À cette époque, le développement de logiciels était perçu comme une tâche « secondaire », ayant peu de valeur comparée au matériel électronique. Résultat : de nombreuses femmes ont occupé ces postes. Les grandes avancées logicielles du 20ᵉ siècle sont l’œuvre de mathématiciennes autodidactes, comme celles qui ont conçu les calculs derrière l’ENIAC, le premier ordinateur électronique développé par l’armée américaine. Cette époque était marquée par une séparation genrée : les hommes travaillaient sur les machines (le matériel – ou « hard »), tandis que les femmes s’occupaient des logiciels (« soft »).
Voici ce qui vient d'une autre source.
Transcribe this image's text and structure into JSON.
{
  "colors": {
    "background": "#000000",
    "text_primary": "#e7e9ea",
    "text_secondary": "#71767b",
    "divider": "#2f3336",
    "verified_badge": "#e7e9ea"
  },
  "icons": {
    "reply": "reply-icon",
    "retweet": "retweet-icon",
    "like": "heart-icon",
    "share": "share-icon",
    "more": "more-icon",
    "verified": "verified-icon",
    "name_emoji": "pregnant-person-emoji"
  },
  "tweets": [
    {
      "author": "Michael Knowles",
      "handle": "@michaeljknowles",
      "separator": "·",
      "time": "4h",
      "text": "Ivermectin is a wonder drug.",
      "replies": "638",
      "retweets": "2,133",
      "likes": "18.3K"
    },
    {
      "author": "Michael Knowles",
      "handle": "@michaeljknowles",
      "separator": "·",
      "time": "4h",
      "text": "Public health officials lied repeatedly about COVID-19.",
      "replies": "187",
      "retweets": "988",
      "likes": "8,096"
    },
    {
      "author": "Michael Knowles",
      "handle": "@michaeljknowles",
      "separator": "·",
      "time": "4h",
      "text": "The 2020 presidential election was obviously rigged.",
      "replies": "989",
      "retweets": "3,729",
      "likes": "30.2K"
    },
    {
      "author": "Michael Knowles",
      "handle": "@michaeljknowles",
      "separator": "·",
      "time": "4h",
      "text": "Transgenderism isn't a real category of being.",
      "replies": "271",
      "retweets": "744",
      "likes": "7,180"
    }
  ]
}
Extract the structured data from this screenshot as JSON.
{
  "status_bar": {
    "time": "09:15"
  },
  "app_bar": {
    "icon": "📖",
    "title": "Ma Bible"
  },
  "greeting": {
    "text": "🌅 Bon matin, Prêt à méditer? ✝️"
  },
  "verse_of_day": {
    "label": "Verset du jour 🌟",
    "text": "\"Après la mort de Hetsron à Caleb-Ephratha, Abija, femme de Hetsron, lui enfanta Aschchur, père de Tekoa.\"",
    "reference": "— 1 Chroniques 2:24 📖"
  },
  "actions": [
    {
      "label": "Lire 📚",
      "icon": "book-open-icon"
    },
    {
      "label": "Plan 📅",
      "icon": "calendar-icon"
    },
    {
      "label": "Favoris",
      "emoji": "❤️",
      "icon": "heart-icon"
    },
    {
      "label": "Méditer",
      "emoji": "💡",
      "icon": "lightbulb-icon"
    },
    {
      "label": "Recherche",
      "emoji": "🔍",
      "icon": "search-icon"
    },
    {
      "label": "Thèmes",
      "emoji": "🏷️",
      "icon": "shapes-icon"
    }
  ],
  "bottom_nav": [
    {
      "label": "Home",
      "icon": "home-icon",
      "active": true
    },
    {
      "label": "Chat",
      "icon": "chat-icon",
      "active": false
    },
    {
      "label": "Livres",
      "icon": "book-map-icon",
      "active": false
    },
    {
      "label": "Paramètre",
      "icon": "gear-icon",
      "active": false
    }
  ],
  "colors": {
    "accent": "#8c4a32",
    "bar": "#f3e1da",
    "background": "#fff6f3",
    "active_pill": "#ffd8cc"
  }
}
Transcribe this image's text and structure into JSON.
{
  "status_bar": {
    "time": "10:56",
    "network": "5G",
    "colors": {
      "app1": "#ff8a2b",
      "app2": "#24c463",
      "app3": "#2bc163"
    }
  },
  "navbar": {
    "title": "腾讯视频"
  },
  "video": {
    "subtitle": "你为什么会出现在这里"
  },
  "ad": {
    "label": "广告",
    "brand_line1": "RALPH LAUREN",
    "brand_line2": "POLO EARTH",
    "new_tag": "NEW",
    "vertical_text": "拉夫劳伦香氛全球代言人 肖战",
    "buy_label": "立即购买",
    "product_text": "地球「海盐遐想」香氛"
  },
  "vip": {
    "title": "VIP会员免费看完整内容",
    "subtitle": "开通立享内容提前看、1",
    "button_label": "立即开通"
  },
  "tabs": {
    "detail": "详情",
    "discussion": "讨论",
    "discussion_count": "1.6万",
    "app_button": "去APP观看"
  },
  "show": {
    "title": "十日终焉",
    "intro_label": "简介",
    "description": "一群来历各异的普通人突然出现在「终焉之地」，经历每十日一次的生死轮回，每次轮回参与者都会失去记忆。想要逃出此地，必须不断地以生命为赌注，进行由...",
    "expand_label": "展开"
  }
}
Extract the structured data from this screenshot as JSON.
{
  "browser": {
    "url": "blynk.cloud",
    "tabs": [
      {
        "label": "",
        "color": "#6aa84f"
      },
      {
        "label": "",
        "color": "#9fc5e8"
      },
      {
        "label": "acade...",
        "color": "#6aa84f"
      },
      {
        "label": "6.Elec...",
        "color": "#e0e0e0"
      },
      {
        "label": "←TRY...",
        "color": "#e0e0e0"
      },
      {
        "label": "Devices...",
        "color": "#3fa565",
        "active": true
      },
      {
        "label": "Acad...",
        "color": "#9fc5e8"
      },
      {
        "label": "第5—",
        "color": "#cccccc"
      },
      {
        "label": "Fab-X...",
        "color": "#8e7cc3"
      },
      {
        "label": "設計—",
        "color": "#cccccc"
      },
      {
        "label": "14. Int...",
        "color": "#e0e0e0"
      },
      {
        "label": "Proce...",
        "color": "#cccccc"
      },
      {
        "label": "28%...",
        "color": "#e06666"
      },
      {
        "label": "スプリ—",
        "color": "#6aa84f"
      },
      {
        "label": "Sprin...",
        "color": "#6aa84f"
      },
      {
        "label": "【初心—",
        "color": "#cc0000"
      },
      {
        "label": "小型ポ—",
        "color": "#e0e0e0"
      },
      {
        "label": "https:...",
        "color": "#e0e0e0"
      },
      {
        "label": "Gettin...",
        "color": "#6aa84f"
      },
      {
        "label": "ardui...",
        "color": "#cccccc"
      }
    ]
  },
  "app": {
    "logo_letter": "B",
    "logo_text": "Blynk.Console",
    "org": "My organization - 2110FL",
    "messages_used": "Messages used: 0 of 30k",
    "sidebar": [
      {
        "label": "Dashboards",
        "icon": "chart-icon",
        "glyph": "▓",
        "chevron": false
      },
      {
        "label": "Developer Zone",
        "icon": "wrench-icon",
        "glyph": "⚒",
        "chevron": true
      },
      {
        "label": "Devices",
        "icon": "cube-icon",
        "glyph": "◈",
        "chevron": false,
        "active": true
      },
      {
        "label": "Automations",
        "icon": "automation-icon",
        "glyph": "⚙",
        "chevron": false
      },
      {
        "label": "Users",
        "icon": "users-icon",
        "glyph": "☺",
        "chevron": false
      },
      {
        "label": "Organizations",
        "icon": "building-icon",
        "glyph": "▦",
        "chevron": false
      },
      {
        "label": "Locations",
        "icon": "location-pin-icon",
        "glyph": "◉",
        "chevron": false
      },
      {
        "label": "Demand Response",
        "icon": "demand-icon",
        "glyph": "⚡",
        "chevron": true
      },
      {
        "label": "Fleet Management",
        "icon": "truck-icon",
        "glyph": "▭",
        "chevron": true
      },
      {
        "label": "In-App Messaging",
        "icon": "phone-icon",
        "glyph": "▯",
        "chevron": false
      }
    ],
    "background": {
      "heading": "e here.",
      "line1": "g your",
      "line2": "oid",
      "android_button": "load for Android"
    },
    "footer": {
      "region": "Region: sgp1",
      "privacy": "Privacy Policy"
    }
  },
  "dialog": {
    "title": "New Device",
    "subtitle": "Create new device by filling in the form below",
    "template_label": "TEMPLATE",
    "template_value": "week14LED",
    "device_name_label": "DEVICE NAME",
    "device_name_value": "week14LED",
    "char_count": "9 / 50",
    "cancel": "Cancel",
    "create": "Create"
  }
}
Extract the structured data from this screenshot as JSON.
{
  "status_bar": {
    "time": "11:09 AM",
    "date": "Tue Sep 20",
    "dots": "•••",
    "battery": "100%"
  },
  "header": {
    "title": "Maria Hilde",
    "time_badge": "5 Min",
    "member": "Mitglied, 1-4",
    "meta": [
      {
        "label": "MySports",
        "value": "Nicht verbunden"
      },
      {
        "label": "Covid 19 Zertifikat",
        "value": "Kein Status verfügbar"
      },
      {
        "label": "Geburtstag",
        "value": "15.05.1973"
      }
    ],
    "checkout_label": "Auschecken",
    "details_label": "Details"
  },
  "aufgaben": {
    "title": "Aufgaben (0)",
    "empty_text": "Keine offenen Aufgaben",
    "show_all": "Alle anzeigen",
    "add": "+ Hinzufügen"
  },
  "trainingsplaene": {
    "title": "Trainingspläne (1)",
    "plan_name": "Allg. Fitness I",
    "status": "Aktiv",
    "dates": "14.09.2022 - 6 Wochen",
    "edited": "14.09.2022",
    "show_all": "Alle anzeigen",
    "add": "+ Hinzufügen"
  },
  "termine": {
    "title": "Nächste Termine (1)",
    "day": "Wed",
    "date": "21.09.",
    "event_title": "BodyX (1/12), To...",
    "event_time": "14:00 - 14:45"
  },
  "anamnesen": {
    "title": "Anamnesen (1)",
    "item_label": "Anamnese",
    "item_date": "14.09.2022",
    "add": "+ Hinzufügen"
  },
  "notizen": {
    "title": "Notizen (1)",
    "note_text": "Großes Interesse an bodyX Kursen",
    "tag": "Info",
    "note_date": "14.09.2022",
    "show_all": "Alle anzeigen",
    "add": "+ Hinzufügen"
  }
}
Et pourtant, aujourd’hui, le paysage a radicalement changé. Près des deux tiers des métiers du numérique sont occupés par des hommes. Dans certains domaines comme la cybersécurité, ce chiffre grimpe à 85 %, et parmi les dirigeants de startups technologiques, 90 % sont des hommes. Comment en sommes-nous arrivés là ? Quelles dynamiques, visibles ou invisibles, ont contribué à cette inégalité persistante ?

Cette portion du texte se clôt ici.